My entire professional career so far has been in the geothermal energy industry as an engineer. I always found it interesting how the reservoir and the steam field interact and welcome the challenge of understanding those interactions. The most enjoyable aspect for me is translating field data and experience into numbers and models that we could then use to understand those interactions better, predict potential futures and implement tangible changes that improve operations.
Back in 2017, I started my studies for a master’s degree in energy, and through that, I got introduced to coupled geochemical-hydrothermal numerical models, specifically on NCG reinjection.That turned out to be an excellent opportunity to learn more about the geochemical piece of the geothermal development puzzle and how it fits into a holistic resource management strategy. There’s still much to discover about reactive chemistry, its effect and its influences in geothermal reservoirs, especially under supercritical conditions. I’m excited to see what more we can learn from it and do as an industry. Geothermal research is a fantastic opportunity for this and to affect a positive impact on energy and ecological sustainability.

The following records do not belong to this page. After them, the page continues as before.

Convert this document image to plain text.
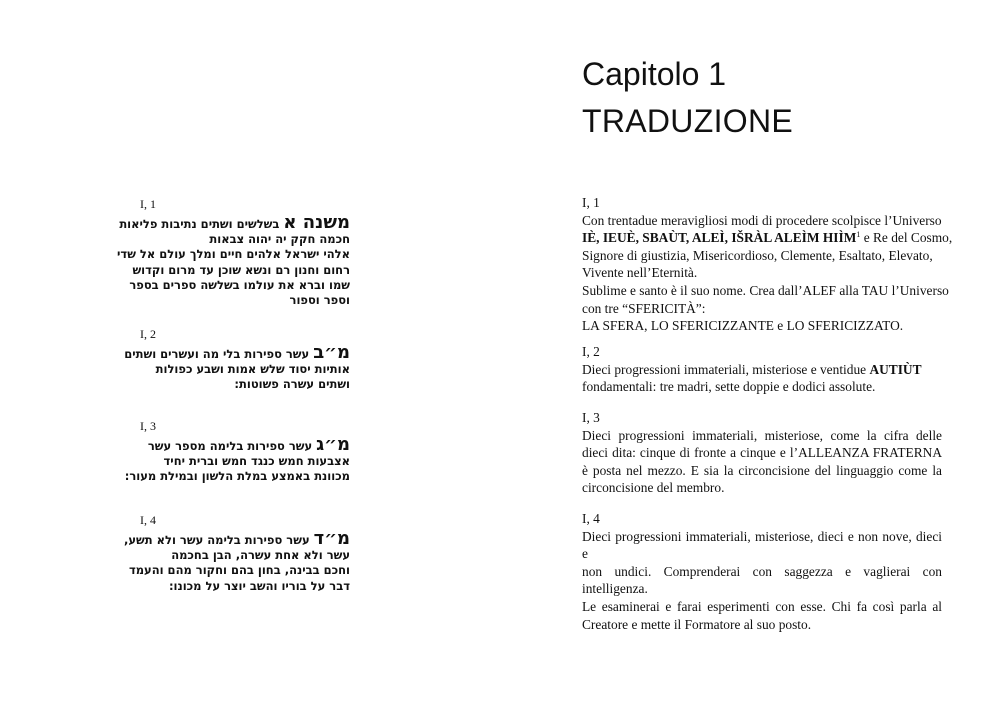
I, 1
משנה אבשלשים ושתים נתיבות פליאות
חכמה חקק יה יהוה צבאות
אלהי ישראל אלהים חיים ומלך עולם אל שדי
רחום וחנון רם ונשא שוכן עד מרום וקדוש
שמו וברא את עולמו בשלשה ספרים בספר
וספר וספור
I, 2
מ״בעשר ספירות בלי מה ועשרים ושתים
אותיות יסוד שלש אמות ושבע כפולות
ושתים עשרה פשוטות:
I, 3
מ״געשר ספירות בלימה מספר עשר
אצבעות חמש כנגד חמש וברית יחיד
מכוונת באמצע במלת הלשון ובמילת מעור:
I, 4
מ״דעשר ספירות בלימה עשר ולא תשע,
עשר ולא אחת עשרה, הבן בחכמה
וחכם בבינה, בחון בהם וחקור מהם והעמד
דבר על בוריו והשב יוצר על מכונו:
Capitolo 1
TRADUZIONE
I, 1
Con trentadue meravigliosi modi di procedere scolpisce l’Universo
IÈ, IEUÈ, SBAÙT, ALEÌ, IŠRÀL ALEÌM HIÌM$^1$ e Re del Cosmo,
Signore di giustizia, Misericordioso, Clemente, Esaltato, Elevato,
Vivente nell’Eternità.
Sublime e santo è il suo nome. Crea dall’ALEF alla TAU l’Universo
con tre “SFERICITÀ”:
LA SFERA, LO SFERICIZZANTE e LO SFERICIZZATO.
I, 2
Dieci progressioni immateriali, misteriose e ventidue AUTIÙT
fondamentali: tre madri, sette doppie e dodici assolute.
I, 3
Dieci progressioni immateriali, misteriose, come la cifra delle
dieci dita: cinque di fronte a cinque e l’ALLEANZA FRATERNA
è posta nel mezzo. E sia la circoncisione del linguaggio come la
circoncisione del membro.
I, 4
Dieci progressioni immateriali, misteriose, dieci e non nove, dieci e
non undici. Comprenderai con saggezza e vaglierai con intelligenza.
Le esaminerai e farai esperimenti con esse. Chi fa così parla al
Creatore e mette il Formatore al suo posto.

I have a long-standing interest in chemistry that I was able to indulge only occasionally since I left university, primarily to study silica scaling and corrosion. Now my research involves chemistry all day, even though it’s in numbers, and I’m not complaining about that. Learning how minerals react, their reaction kinetics, and how their concurrent reactions affect one another has been fascinating. I’m hoping for a chance to participate in laboratory experiments simulating geochemical interactions in reservoirs in the future. Ultimately I’m looking forward to studying the field-wide impacts of these hydrothermal reactions.
Altar, D. E., & Kaya, E. (2020). Numerical modelling of the interaction between geothermal injectate-noncondensable gas solutions and greywacke. International Journal of Greenhouse Gas Control, 94, 102922.
What was the research finding?
One finding of the research is that the reactive surface areas of minerals evolve as they dissolve and do not necessarily follow the spherical grain model. The changes may be due to the formation of etch pits during the dissolution process, increasing the reactive surface area as minerals dissolve. Second, the bulk fluid flow rate was also found to affect reaction rates. Lastly, it was shown that the pH-lowering effect of NCG addition promotes mineral dissolution, subsequently increasing the medium’s porosity and permeability.
Why is it important?
Reactive surface area evolution as geochemical reactions progress and the effect of bulk flow rate are important considerations for future modelling efforts for reactive systems. They should be appropriately accounted for to produce useful models. This research also indicates that NCG co-injection may be a viable permeability stimulation method for injectors.
Where are you?
I don’t have a photo of myself doing research, so here’s one of me on Mount Paku.
What are you doing?
I enjoyed the views from Mount Paku after a day exploring thermal springs at Hot Water Beach and hiking at Cathedral Cove.